We also derived the homogeneous time-domain solutions for underdamped, critically damped, and overdamped systems, and saw how these solutions are composed of exponentials and sinusoids whose rates and frequencies are directly determined by \( \omega_n \) and \( \zeta \). Finally, we implemented practical computations in Python, C++, Java, MATLAB/Simulink, and Wolfram Mathematica, emphasizing their relevance for robotics applications where joint and actuator dynamics are often approximated by such second-order models. These relationships form the quantitative foundation for the transient performance measures studied in the next lesson.
12. References
- Kalman, R. E. (1960). On the general theory of control systems. IRE Transactions on Automatic Control.

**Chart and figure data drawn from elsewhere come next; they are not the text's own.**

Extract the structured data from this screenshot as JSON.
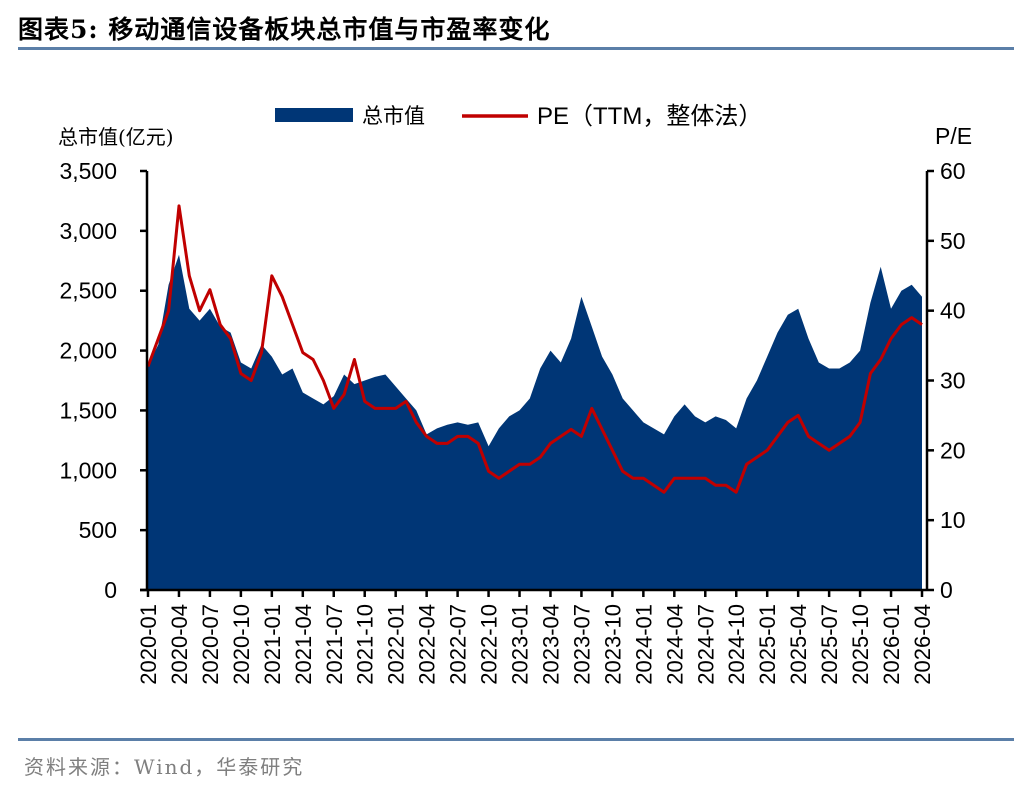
{
  "header": {
    "title": "图表5:   移动通信设备板块总市值与市盈率变化"
  },
  "footer": {
    "source": "资料来源：Wind，华泰研究"
  },
  "colors": {
    "market_cap": "#003676",
    "pe": "#c00000",
    "rule": "#5b7fa8",
    "source_text": "#7f7f7f"
  },
  "chart_data": {
    "type": "area+line",
    "title": "移动通信设备板块总市值与市盈率变化",
    "ylabel_left": "总市值(亿元)",
    "ylabel_right": "P/E",
    "ylim_left": [
      0,
      3500
    ],
    "ylim_right": [
      0,
      60
    ],
    "yticks_left": [
      "0",
      "500",
      "1,000",
      "1,500",
      "2,000",
      "2,500",
      "3,000",
      "3,500"
    ],
    "yticks_left_values": [
      0,
      500,
      1000,
      1500,
      2000,
      2500,
      3000,
      3500
    ],
    "yticks_right": [
      "0",
      "10",
      "20",
      "30",
      "40",
      "50",
      "60"
    ],
    "yticks_right_values": [
      0,
      10,
      20,
      30,
      40,
      50,
      60
    ],
    "xticks": [
      "2020-01",
      "2020-04",
      "2020-07",
      "2020-10",
      "2021-01",
      "2021-04",
      "2021-07",
      "2021-10",
      "2022-01",
      "2022-04",
      "2022-07",
      "2022-10",
      "2023-01",
      "2023-04",
      "2023-07",
      "2023-10",
      "2024-01",
      "2024-04",
      "2024-07",
      "2024-10",
      "2025-01",
      "2025-04",
      "2025-07",
      "2025-10",
      "2026-01",
      "2026-04"
    ],
    "legend": [
      "总市值",
      "PE（TTM，整体法）"
    ],
    "legend_position": "top-center",
    "grid": false,
    "x": [
      "2020-01",
      "2020-02",
      "2020-03",
      "2020-04",
      "2020-05",
      "2020-06",
      "2020-07",
      "2020-08",
      "2020-09",
      "2020-10",
      "2020-11",
      "2020-12",
      "2021-01",
      "2021-02",
      "2021-03",
      "2021-04",
      "2021-05",
      "2021-06",
      "2021-07",
      "2021-08",
      "2021-09",
      "2021-10",
      "2021-11",
      "2021-12",
      "2022-01",
      "2022-02",
      "2022-03",
      "2022-04",
      "2022-05",
      "2022-06",
      "2022-07",
      "2022-08",
      "2022-09",
      "2022-10",
      "2022-11",
      "2022-12",
      "2023-01",
      "2023-02",
      "2023-03",
      "2023-04",
      "2023-05",
      "2023-06",
      "2023-07",
      "2023-08",
      "2023-09",
      "2023-10",
      "2023-11",
      "2023-12",
      "2024-01",
      "2024-02",
      "2024-03",
      "2024-04",
      "2024-05",
      "2024-06",
      "2024-07",
      "2024-08",
      "2024-09",
      "2024-10",
      "2024-11",
      "2024-12",
      "2025-01",
      "2025-02",
      "2025-03",
      "2025-04",
      "2025-05",
      "2025-06",
      "2025-07",
      "2025-08",
      "2025-09",
      "2025-10",
      "2025-11",
      "2025-12",
      "2026-01",
      "2026-02",
      "2026-03",
      "2026-04"
    ],
    "series": [
      {
        "name": "总市值",
        "axis": "left",
        "kind": "area",
        "values": [
          1880,
          2050,
          2550,
          2800,
          2350,
          2250,
          2350,
          2200,
          2150,
          1900,
          1850,
          2050,
          1950,
          1800,
          1850,
          1650,
          1600,
          1550,
          1620,
          1800,
          1720,
          1750,
          1780,
          1800,
          1700,
          1600,
          1500,
          1300,
          1350,
          1380,
          1400,
          1380,
          1400,
          1200,
          1350,
          1450,
          1500,
          1600,
          1850,
          2000,
          1900,
          2100,
          2450,
          2200,
          1950,
          1800,
          1600,
          1500,
          1400,
          1350,
          1300,
          1450,
          1550,
          1450,
          1400,
          1450,
          1420,
          1350,
          1600,
          1750,
          1950,
          2150,
          2300,
          2350,
          2100,
          1900,
          1850,
          1850,
          1900,
          2000,
          2400,
          2700,
          2350,
          2500,
          2550,
          2450
        ]
      },
      {
        "name": "PE（TTM，整体法）",
        "axis": "right",
        "kind": "line",
        "values": [
          32,
          36,
          40,
          55,
          45,
          40,
          43,
          38,
          36,
          31,
          30,
          34,
          45,
          42,
          38,
          34,
          33,
          30,
          26,
          28,
          33,
          27,
          26,
          26,
          26,
          27,
          24,
          22,
          21,
          21,
          22,
          22,
          21,
          17,
          16,
          17,
          18,
          18,
          19,
          21,
          22,
          23,
          22,
          26,
          23,
          20,
          17,
          16,
          16,
          15,
          14,
          16,
          16,
          16,
          16,
          15,
          15,
          14,
          18,
          19,
          20,
          22,
          24,
          25,
          22,
          21,
          20,
          21,
          22,
          24,
          31,
          33,
          36,
          38,
          39,
          38
        ]
      }
    ]
  }
}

- Zames, G. (1966). On the input–output stability of time-varying nonlinear feedback systems. IEEE Transactions on Automatic Control.
- Routh, E. J. (1877). A treatise on the stability of a given state of motion, particularly the motion of a ship. Proceedings of the London Mathematical Society.
- Bode, H. W. (1945). Network analysis and feedback amplifier design. Bell Telephone Laboratories Monograph.
- Ogata, K. (1990). Modern Control Engineering. Prentice Hall. (Foundational theoretical treatment of second-order systems and damping.)
- Franklin, G. F., Powell, J. D., & Emami-Naeini, A. (1994). Feedback Control of Dynamic Systems. Addison-Wesley.